Both were charged with murder, the alternative charge of manslaughter, and assault with intent to rob - it was believed they had been trying to get Damilola's silver quilted jacket.
But after a trial lasting 10 weeks, they were cleared of the murder and assault charges earlier this year.
A third defendant, Hassan Jihad, was acquitted of all charges.
Determined to press on, prosecutors decided to retry the two brothers on the unresolved charge of manslaughter.
Both have now been convicted of killing the schoolboy. Neither are strangers to violence.
Rickie Preddie was tried at the Old Bailey
Danny Preddie has a number of convictions for robbery and assault. Six months before the Damilola killing, Danny had hit one mugging victim with a baseball bat.
During another robbery, he had also threatened to cut a train passenger in the face.

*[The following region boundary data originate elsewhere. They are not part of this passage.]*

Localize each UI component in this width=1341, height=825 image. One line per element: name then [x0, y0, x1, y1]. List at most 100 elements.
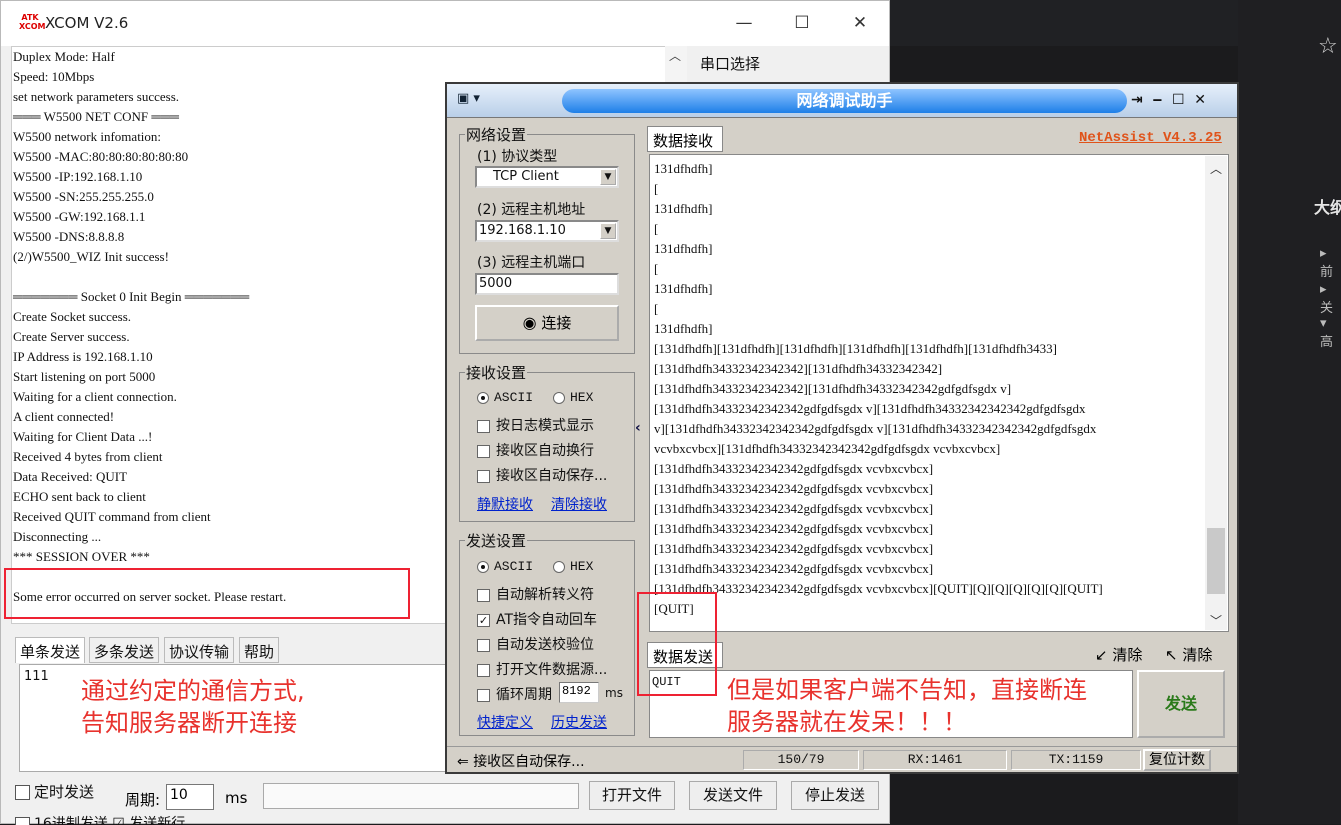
scroll-thumb[interactable]	[1207, 528, 1225, 594]
xcom-logo-icon: ATK XCOM	[19, 13, 46, 33]
maximize-button[interactable]: ☐	[787, 11, 817, 35]
loop-unit: ms	[605, 686, 623, 700]
log-mode-checkbox[interactable]: 按日志模式显示	[477, 415, 594, 435]
send-ascii-radio[interactable]: ASCII	[477, 559, 533, 574]
recv-line: 131dfhdfh]	[654, 201, 713, 216]
recv-line: [QUIT]	[654, 601, 694, 616]
protocol-select[interactable]: TCP Client ▼	[475, 166, 619, 188]
recv-settings-label: 接收设置	[465, 362, 528, 383]
recv-line: [131dfhdfh34332342342342gdfgdfsgdx vcvbx…	[654, 541, 934, 556]
recv-line: 131dfhdfh]	[654, 281, 713, 296]
ms-label: ms	[225, 789, 248, 807]
status-rx: RX:1461	[863, 750, 1007, 770]
send-hex-radio[interactable]: HEX	[553, 559, 593, 574]
tab-help[interactable]: 帮助	[239, 637, 280, 663]
recv-line: [	[654, 221, 659, 236]
background-sidebar	[1238, 0, 1341, 824]
receive-area[interactable]: 131dfhdfh][131dfhdfh][131dfhdfh][131dfhd…	[649, 154, 1229, 632]
send-file-button[interactable]: 发送文件	[689, 781, 777, 810]
timed-send-checkbox[interactable]: 定时发送	[15, 781, 94, 802]
recv-line: [	[654, 181, 659, 196]
outline-heading: 大纲	[1314, 198, 1341, 217]
tab-single-send[interactable]: 单条发送	[15, 637, 86, 663]
auto-wrap-checkbox[interactable]: 接收区自动换行	[477, 440, 594, 460]
host-label: (2) 远程主机地址	[477, 202, 586, 218]
recv-line: [	[654, 301, 659, 316]
outline-item[interactable]: ▸ 关	[1320, 282, 1341, 316]
recv-line: [131dfhdfh][131dfhdfh][131dfhdfh][131dfh…	[654, 341, 1057, 356]
period-input[interactable]: 10	[166, 784, 214, 810]
status-saving: ⇐ 接收区自动保存...	[457, 754, 585, 770]
checksum-checkbox[interactable]: 自动发送校验位	[477, 634, 594, 654]
window-title: XCOM V2.6	[45, 14, 129, 32]
tab-multi-send[interactable]: 多条发送	[89, 637, 160, 663]
loop-period-input[interactable]: 8192	[559, 682, 599, 703]
connect-button[interactable]: ◉ 连接	[475, 305, 619, 341]
open-file-button[interactable]: 打开文件	[589, 781, 675, 810]
status-bar: ⇐ 接收区自动保存... 150/79 RX:1461 TX:1159 复位计数	[447, 746, 1237, 772]
recv-line: [131dfhdfh34332342342342gdfgdfsgdx vcvbx…	[654, 561, 934, 576]
escape-parse-checkbox[interactable]: 自动解析转义符	[477, 584, 594, 604]
minimize-button[interactable]: —	[729, 11, 759, 35]
at-cr-checkbox[interactable]: ✓ AT指令自动回车	[477, 609, 597, 629]
clear-recv-link[interactable]: 清除接收	[551, 494, 607, 514]
port-label: (3) 远程主机端口	[477, 255, 586, 271]
file-source-checkbox[interactable]: 打开文件数据源...	[477, 659, 607, 679]
silent-recv-link[interactable]: 静默接收	[477, 494, 533, 514]
history-link[interactable]: 历史发送	[551, 712, 607, 732]
recv-line: 131dfhdfh]	[654, 321, 713, 336]
window-controls[interactable]: ⇥ ‒ ☐ ✕	[1131, 92, 1206, 108]
send-button[interactable]: 发送	[1137, 670, 1225, 738]
version-link[interactable]: NetAssist V4.3.25	[1079, 130, 1222, 146]
shortcut-link[interactable]: 快捷定义	[477, 712, 533, 732]
recv-line: v][131dfhdfh34332342342342gdfgdfsgdx v][…	[654, 421, 1097, 436]
recv-line: [131dfhdfh34332342342342gdfgdfsgdx vcvbx…	[654, 581, 1103, 596]
scroll-up-icon[interactable]: ︿	[1210, 160, 1222, 177]
clear-recv-button[interactable]: ↖ 清除	[1165, 644, 1212, 665]
recv-line: [	[654, 261, 659, 276]
recv-line: [131dfhdfh34332342342342][131dfhdfh34332…	[654, 381, 1012, 396]
star-icon[interactable]: ☆	[1318, 34, 1341, 64]
port-input[interactable]: 5000	[475, 273, 619, 295]
loop-period-checkbox[interactable]: 循环周期	[477, 684, 552, 704]
recv-hex-radio[interactable]: HEX	[553, 390, 593, 405]
file-path-input[interactable]	[263, 783, 579, 809]
port-select-label: 串口选择	[700, 55, 761, 73]
recv-line: [131dfhdfh34332342342342][131dfhdfh34332…	[654, 361, 943, 376]
recv-line: [131dfhdfh34332342342342gdfgdfsgdx vcvbx…	[654, 461, 934, 476]
recv-line: vcvbxcvbcx][131dfhdfh34332342342342gdfgd…	[654, 441, 1001, 456]
log-line: Duplex Mode: Half	[13, 49, 115, 64]
netassist-titlebar: ▣ ▾ 网络调试助手 ⇥ ‒ ☐ ✕	[447, 84, 1237, 118]
outline-item[interactable]: ▸ 前	[1320, 246, 1341, 280]
scroll-down-icon[interactable]: ﹀	[1210, 612, 1222, 629]
tab-data-receive[interactable]: 数据接收	[647, 126, 723, 152]
annotation-text: 但是如果客户端不告知，直接断连 服务器就在发呆！！！	[727, 676, 1087, 736]
system-menu-icon[interactable]: ▣ ▾	[457, 91, 480, 106]
host-select[interactable]: 192.168.1.10 ▼	[475, 220, 619, 242]
annotation-highlight-box	[4, 568, 410, 619]
collapse-handle[interactable]: ‹	[635, 384, 645, 534]
xcom-titlebar: ATK XCOM XCOM V2.6 — ☐ ✕	[1, 1, 889, 46]
send-settings-label: 发送设置	[465, 530, 528, 551]
reset-count-button[interactable]: 复位计数	[1143, 749, 1211, 771]
tab-protocol[interactable]: 协议传输	[164, 637, 235, 663]
period-label: 周期:	[125, 791, 161, 809]
recv-line: [131dfhdfh34332342342342gdfgdfsgdx v][13…	[654, 401, 1086, 416]
status-tx: TX:1159	[1011, 750, 1141, 770]
stop-send-button[interactable]: 停止发送	[791, 781, 879, 810]
recv-line: [131dfhdfh34332342342342gdfgdfsgdx vcvbx…	[654, 481, 934, 496]
recv-ascii-radio[interactable]: ASCII	[477, 390, 533, 405]
status-ratio: 150/79	[743, 750, 859, 770]
clear-send-button[interactable]: ↙ 清除	[1095, 644, 1142, 665]
clear-icon: ↙	[1095, 646, 1108, 664]
net-settings-label: 网络设置	[465, 124, 528, 145]
recv-line: [131dfhdfh34332342342342gdfgdfsgdx vcvbx…	[654, 521, 934, 536]
recv-line: 131dfhdfh]	[654, 241, 713, 256]
outline-item[interactable]: ▾ 高	[1320, 316, 1341, 350]
close-button[interactable]: ✕	[845, 11, 875, 35]
scroll-up-icon[interactable]: ︿	[669, 47, 681, 64]
hex-send-row[interactable]: 16进制发送 ☑ 发送新行	[15, 813, 895, 825]
auto-save-checkbox[interactable]: 接收区自动保存...	[477, 465, 607, 485]
netassist-window: ▣ ▾ 网络调试助手 ⇥ ‒ ☐ ✕ 网络设置 (1) 协议类型 TCP Cli…	[445, 82, 1239, 774]
recv-line: 131dfhdfh]	[654, 161, 713, 176]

A woman worker at the children's home where Danny stayed remembers him as a troublemaker who was aggressive towards staff.
Rickie's offences included robbery and possession of a knife.
Their convictions for Damilola's killing end a six-year battle by his parents Richard and Gloria to get justice for their son.
They sat with quiet dignity through three trials, often having to hear harrowing evidence about their son's injuries.
He had only arrived in Britain a few months before. The family had moved the the UK to seek better treatment for Damilola's older sister Beme, who suffers from epilepsy.
Damilola settled in well at the Oliver Goldsmith Primary School in Peckham. He was not a perfect pupil and could misbehave.
On the day he died, he and some other boys had been asked to leave the library after play fighting around the computers.
But what most people remember him for is his infectious grin. And none more so than Roger Barton, one of the last people to see him alive.
He had been driving through Peckham to pick up his daughter from a nursery and saw a young black boy emerge from behind a group of black youths.
"He leaned forward with this great, big beaming smile," he remembers.
Damilola's last moments were captured on CCTV
"When I saw the TV pictures of a boy skipping in front of the library I realised it was the boy I'd seen that day, just a few minutes before he was killed."
Since Damilola's death, much of Peckham has been transformed.
The block of flats and stairwell where he died have been demolished to make way for smart, new terraced homes.
But his memory lives on in the refurbished sports centre named after him.
And though gang culture is still alive, a string of initiatives have been launched to tackle youth crime, including the intensive monitoring of individuals and the introduction of the "Karrot" programme in Southwark schools to reward good behaviour.